Konzerthaus Dortmund

Er ist seit letztem Sommer Chefdirigent des Boston Symphony Orchestra und wird 2017 zusätzlich das renommierte Amt des Gewandhauskapellmeisters in Leipzig bekleiden. Ins Dortmunder Konzerthaus aber kam der weltweit gefragte, dabei erst 36-jährige Lette Andris Nelsons am Sonntag mit dem Lucerne Festival Orchestra und - wie schon tags zuvor in Hamburg - mit der Beethoven-Autorität Rudolf Buchbinder.

DORTMUND

, 09.11.2015, 12:49 Uhr / Lesedauer: 1 min

Alle zusammen harmonierten prächtig in Beethovens erstem Klavierkonzert. Da traf ein feines, detailverliebtes Dirigat auf nuanciertes, perlendes Klavierspiel, das stets organisch aus dem Orchesterklang herauswuchs. Mit souveräner Gelassenheit und dem für ihn typischen Understatement stellte Buchbinder seine Virtuosität dabei an keiner Stelle zur Schau - selbst nicht in der brillanten Solokadenz des ersten Satzes.

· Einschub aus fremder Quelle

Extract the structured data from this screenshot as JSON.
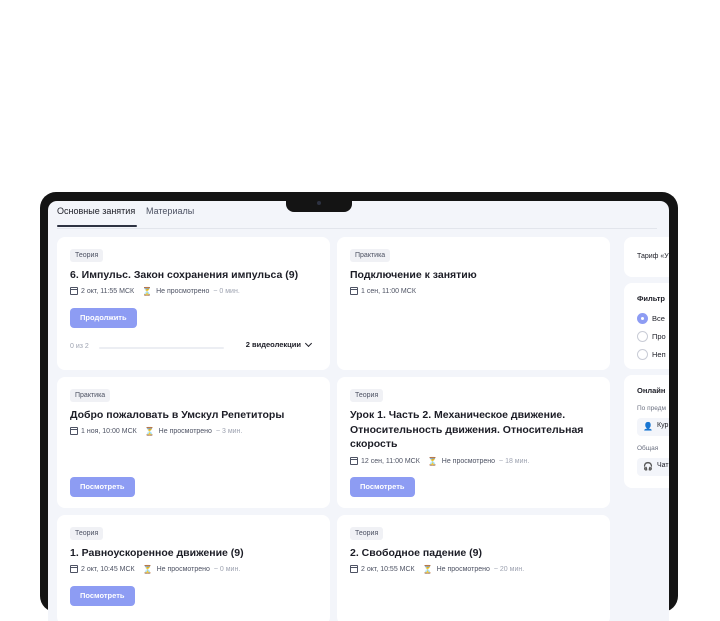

Weiche, zart aufblühende Streicher grundierten diesen Beethoven der eher leisen Töne. Einen umso größeren Kontrast setzte im zweiten Teil die höchst expressiv dargebotene fünfte Sinfonie von Mahler.

Momente der Ruhe

Andris Nelsons warf sich lustvoll in die sinfonischen Fluten, erwies sich aber zugleich als sicherer Steuermann, der Mahlers dichtes Stimmengeflecht entwirrte und plastisch und wunderbar durchhörbar präsentierte.

Wie schon bei Beethoven genoss er auch hier ebenso klangverliebt die Momente der Ruhe, in denen die Zeit still zu stehen schien, besonders eindrucksvoll im berühmten Adagietto. Für ihre packende Deutung wurden Nelsons und das Lucerne Festival Orchestra mit nicht enden wollenden Ovationen belohnt.